Riconoscere nel Signore il fautore di ogni vocazione non è difforme alla ragione o alla libertà di scelta umana. E' infatti Dio stesso a infondere in ciascuno tutte quelle prerogative in positivo che comunemente chiamiamo inclinazioni, capacità, proprietà connaturali che comunque siamo chiamati a mettere a frutto ogni qual volta intraprendiamo una scelta professionale o uno stato di vita. A meno che non vogliamo affidare alla fatalità il nostro destino, è da persone mature e responsabili scegliere il proprio futuro interpellando le proprie capacità e i propri talenti, che nel linguaggio teologico noi chiamiamo carismi. Seguire la volontà di Dio è quindi pienamente conforme alla vera realizzazione, coincide con la volontà di chiunque voglia adeguatamente decidere per sé e per la società. Ed è altrettanto conforme a ragione umana che si possa deliberare per il sacerdozio o per la vita religiosa, sempre che questa risulti essere la nostra direzione specifica.

Come tante volte ho descritto sulla mia vita personale, gli stessi avvenimenti, le presunte “coincidenze”, determinate esperienze anche in negativo, situazioni nelle quali veniamo a trovarci ci dimostrano che, senza nulla togliere alla nostra intelligenza e alla nostra personale facoltà volitiva, c'è sempre chi traccia un progetto su ciascuno di noi, che ci viene un po' per volta delineato e proposto. La vita stessa insomma è manifestazione del Signore e della sua volontà, anche nelle comuni circostanze che solitamente definiamo casuali o insignificanti.
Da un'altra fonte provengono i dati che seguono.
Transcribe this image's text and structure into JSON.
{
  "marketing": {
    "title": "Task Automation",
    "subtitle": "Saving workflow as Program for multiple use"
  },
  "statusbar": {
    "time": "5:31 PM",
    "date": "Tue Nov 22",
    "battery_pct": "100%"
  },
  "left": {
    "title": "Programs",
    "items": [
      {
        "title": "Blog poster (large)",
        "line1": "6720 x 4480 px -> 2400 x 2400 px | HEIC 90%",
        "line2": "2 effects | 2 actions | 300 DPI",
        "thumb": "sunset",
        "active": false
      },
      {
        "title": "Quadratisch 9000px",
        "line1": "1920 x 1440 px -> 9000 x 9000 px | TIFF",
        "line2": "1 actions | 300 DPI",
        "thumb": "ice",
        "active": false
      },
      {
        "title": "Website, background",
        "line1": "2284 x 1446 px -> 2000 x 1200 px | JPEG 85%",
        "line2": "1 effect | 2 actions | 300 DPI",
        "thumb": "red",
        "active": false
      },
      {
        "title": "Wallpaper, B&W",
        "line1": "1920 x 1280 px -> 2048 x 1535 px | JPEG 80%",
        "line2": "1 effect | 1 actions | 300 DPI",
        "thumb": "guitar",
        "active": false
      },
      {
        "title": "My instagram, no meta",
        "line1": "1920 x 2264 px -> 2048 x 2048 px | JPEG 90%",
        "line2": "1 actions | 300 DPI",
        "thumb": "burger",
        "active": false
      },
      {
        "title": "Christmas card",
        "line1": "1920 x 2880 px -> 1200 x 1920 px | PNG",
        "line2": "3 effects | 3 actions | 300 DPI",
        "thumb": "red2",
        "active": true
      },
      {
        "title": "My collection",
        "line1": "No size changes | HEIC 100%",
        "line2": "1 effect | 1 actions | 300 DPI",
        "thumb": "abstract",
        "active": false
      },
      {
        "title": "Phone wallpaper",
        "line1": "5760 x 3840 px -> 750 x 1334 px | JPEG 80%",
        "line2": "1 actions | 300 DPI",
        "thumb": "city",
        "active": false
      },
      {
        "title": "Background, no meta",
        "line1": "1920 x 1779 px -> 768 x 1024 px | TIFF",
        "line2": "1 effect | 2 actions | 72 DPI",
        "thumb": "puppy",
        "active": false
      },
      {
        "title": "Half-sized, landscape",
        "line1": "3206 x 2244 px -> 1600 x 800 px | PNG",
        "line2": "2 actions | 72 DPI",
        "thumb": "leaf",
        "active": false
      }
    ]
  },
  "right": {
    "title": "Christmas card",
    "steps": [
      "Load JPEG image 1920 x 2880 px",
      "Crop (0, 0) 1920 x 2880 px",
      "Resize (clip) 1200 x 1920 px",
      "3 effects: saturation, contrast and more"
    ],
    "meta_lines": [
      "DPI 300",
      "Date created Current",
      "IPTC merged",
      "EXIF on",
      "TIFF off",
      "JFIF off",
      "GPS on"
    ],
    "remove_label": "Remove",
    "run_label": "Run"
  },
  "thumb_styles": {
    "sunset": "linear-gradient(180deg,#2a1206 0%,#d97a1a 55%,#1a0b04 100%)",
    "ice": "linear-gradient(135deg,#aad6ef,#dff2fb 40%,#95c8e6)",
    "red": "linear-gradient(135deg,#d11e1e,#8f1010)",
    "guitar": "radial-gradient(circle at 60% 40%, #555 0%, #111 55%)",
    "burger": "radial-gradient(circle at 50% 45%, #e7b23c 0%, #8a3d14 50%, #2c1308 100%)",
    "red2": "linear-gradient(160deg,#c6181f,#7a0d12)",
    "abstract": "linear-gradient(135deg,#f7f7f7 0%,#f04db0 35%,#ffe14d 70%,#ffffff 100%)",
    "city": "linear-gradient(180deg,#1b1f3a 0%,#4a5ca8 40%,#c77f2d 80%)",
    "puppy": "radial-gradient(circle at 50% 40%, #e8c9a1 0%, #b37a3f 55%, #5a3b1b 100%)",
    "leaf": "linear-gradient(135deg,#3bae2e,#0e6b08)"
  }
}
Dio non conosce i nostri tempi e le nostre condizioni, non chiede curriculum o qualifica professionale, ma nel chiamare si avvale di criteri che esulano dai nostri.Non si deve mai escludere di poter deliberare per uno stato di vita esclusivamente rivolto a Dio e in ogni circostanza è sempre conveniente domandarsi cosa vuole Dio che io faccia?

Per dirla con Giacomo: “Voi siete un vapore che appare in un istante e poi svanisce. Dovreste dire invece: se Dio vuole saremo in vita e faremo questo o quello”(Gc 4, 15).

3) Chi è chiamato a una determinata missione deve escludere ogni certezza propria e riporre in Dio la sua fiducia e la sua speranza, consapevole che è proprio lui ad attrezzare i suoi missionari. Occorre far prevalere la fede all'istinto dell'autoconservazione e alla volontà di provvedere a se stessi secondo criteri tutti propri e del resto chi si affida al Signore, confida anche nel Signore. Si sottomette a lui e definisce ogni cosa in conformità al suo volere.

Gesù è abbastanza categorico nell'inviare i suoi discepoli che invia a due a due per una missione temporanea di annuncio e di esorcismo: sembrerebbe che loro debbano confidare solamente nel supporto di un bastone, ma Dio non farà mancare loro il sostentamento necessario: la stessa attività missionaria garantirà loro ciò di cui avranno bisogno. Così come Amos, illetterato raccoglitore di sicomori, viene a trovarsi a disporre di se stesso esclusivamente nell'ottica della volontà del Signore che lo attrezza per la missione di profeta. Colui che ci ama ci chiama e provvede a tutto.